Los agravios son perfectamente comprensibles en términos racionales; su manipulación requirió una capacidad de movilización de emociones y sentimientos. Es ahí donde radica el triunfo de estos nuevos populistas: las razones dejaron de ser relevantes.
¿Hay algo que podamos aprender de esto los mexicanos? Dos cosas me parecen claras: primero, si hay agraviados en Inglaterra, España y EUA, en México hay muchos más y con mejores razones. Quien logre capturar su atención -y sus miedos, enojos y frustraciones- puede fácilmente crear un movimiento político imparable. Por otro lado, hay un sinnúmero de esfuerzos y acciones que encabezan el gobierno, empresarios y diversos grupos de la sociedad que no hacen sino atizar esos fuegos. Puesto en términos llanos, la fuerza de López Obrador no sólo radica en su propia e innegable habilidad, sino también en toda la información, acciones y evidencia del más diverso tipo que estos actores ponen en la vía pública todos los días.
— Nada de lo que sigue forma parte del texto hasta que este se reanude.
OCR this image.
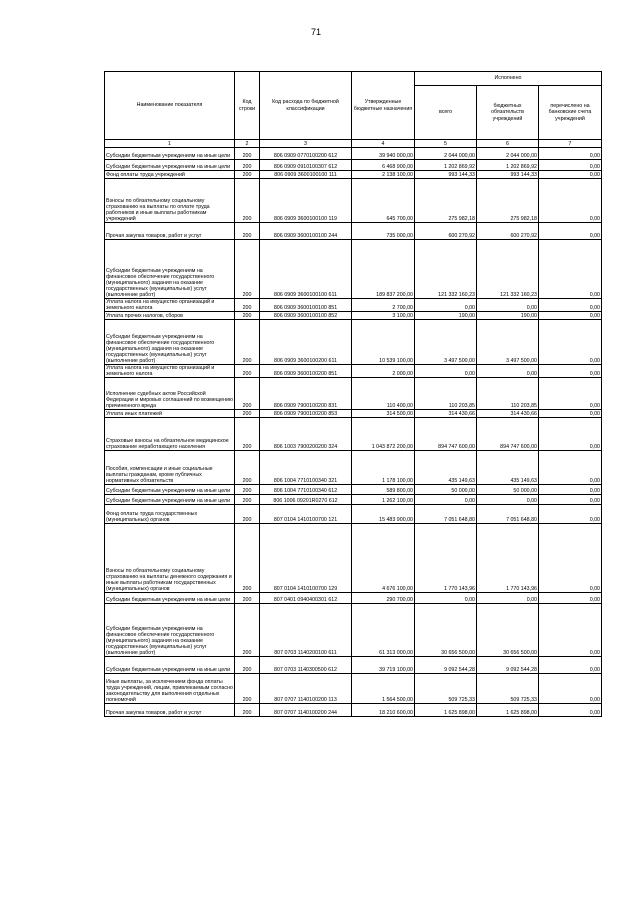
71
Наименование показателя	Код строки	Код расхода по бюджетной классификации	Утвержденные бюджетные назначения	Исполнено		
				всего	бюджетных обязательств учреждений	перечислено на банковские счета учреждений
1	2	3	4	5	6	7
Субсидии бюджетным учреждениям на иные цели	200	806 0909 0770100200 612	39 940 000,00	2 044 000,00	2 044 000,00	0,00
Субсидии бюджетным учреждениям на иные цели	200	806 0909 0910100307 612	6 468 900,00	1 202 869,92	1 202 869,92	0,00
Фонд оплаты труда учреждений	200	806 0909 3600100100 111	2 138 100,00	993 144,33	993 144,33	0,00
Взносы по обязательному социальному страхованию на выплаты по оплате труда работников и иные выплаты работникам учреждений	200	806 0909 3600100100 119	645 700,00	275 982,18	275 982,18	0,00
Прочая закупка товаров, работ и услуг	200	806 0909 3600100100 244	735 000,00	600 270,92	600 270,92	0,00
Субсидии бюджетным учреждениям на финансовое обеспечение государственного (муниципального) задания на оказание государственных (муниципальных) услуг (выполнение работ)	200	806 0909 3600100100 611	189 837 200,00	121 332 160,23	121 332 160,23	0,00
Уплата налога на имущество организаций и земельного налога	200	806 0909 3600100100 851	2 700,00	0,00	0,00	0,00
Уплата прочих налогов, сборов	200	806 0909 3600100100 852	3 100,00	190,00	190,00	0,00
Субсидии бюджетным учреждениям на финансовое обеспечение государственного (муниципального) задания на оказание государственных (муниципальных) услуг (выполнение работ)	200	806 0909 3600100200 611	10 539 100,00	3 497 500,00	3 497 500,00	0,00
Уплата налога на имущество организаций и земельного налога	200	806 0909 3600100200 851	2 000,00	0,00	0,00	0,00
Исполнение судебных актов Российской Федерации и мировых соглашений по возмещению причиненного вреда	200	806 0909 7900100200 831	110 400,00	110 203,85	110 203,85	0,00
Уплата иных платежей	200	806 0909 7900100200 853	314 500,00	314 430,66	314 430,66	0,00
Страховые взносы на обязательное медицинское страхование неработающего населения	200	806 1003 7900200200 324	1 043 872 200,00	894 747 600,00	894 747 600,00	0,00
Пособия, компенсации и иные социальные выплаты гражданам, кроме публичных нормативных обязательств	200	806 1004 7710100340 321	1 178 100,00	435 149,63	435 149,63	0,00
Субсидии бюджетным учреждениям на иные цели	200	806 1004 7710100340 612	589 800,00	50 000,00	50 000,00	0,00
Субсидии бюджетным учреждениям на иные цели	200	806 1006 09201R0270 612	1 262 100,00	0,00	0,00	0,00
Фонд оплаты труда государственных (муниципальных) органов	200	807 0104 1410100700 121	15 483 900,00	7 051 648,80	7 051 648,80	0,00
Взносы по обязательному социальному страхованию на выплаты денежного содержания и иные выплаты работникам государственных (муниципальных) органов	200	807 0104 1410100700 129	4 676 100,00	1 770 143,96	1 770 143,96	0,00
Субсидии бюджетным учреждениям на иные цели	200	807 0401 0940400301 612	290 700,00	0,00	0,00	0,00
Субсидии бюджетным учреждениям на финансовое обеспечение государственного (муниципального) задания на оказание государственных (муниципальных) услуг (выполнение работ)	200	807 0703 1140200100 611	61 313 000,00	30 656 500,00	30 656 500,00	0,00
Субсидии бюджетным учреждениям на иные цели	200	807 0703 1140300500 612	39 719 100,00	9 092 544,28	9 092 544,28	0,00
Иные выплаты, за исключением фонда оплаты труда учреждений, лицам, привлекаемым согласно законодательству для выполнения отдельных полномочий	200	807 0707 1140100200 113	1 564 500,00	509 725,33	509 725,33	0,00
Прочая закупка товаров, работ и услуг	200	807 0707 1140100200 244	18 210 600,00	1 625 898,00	1 625 898,00	0,00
Cada que el gobierno presume sus logros y que el ciudadano no encuentra modo de identificarse con ello, se alimenta el enojo; cada que alguien publica evidencia creíble de corrupción (igual una fotografía que un estudio analítico), se atizan las emociones y se fortalece quien la denuncia día a día; cada que se hacen evidentes las enormes diferencias de riqueza -y las actitudes que las acompañan (como los casos de “lores” y “ladies”)-, los resentimientos crecen. Atizar emociones y agravios no hace sino fortalecer a quien sabe cómo manipularlos.
El país requiere nuevos referentes emotivos y racionales para transformarse. Los existentes -de todos los actores- no sirven y por eso el “mal humor social.” Urge un liderazgo capaz de construir un futuro positivo, susceptible de ganar el favor del electorado.
La revista Economist resumió el momento como nadie: cuando “lo impensable se convierte en irreversible.” La gran pregunta es si en México lo entenderemos o, más bien, quién lo entenderá.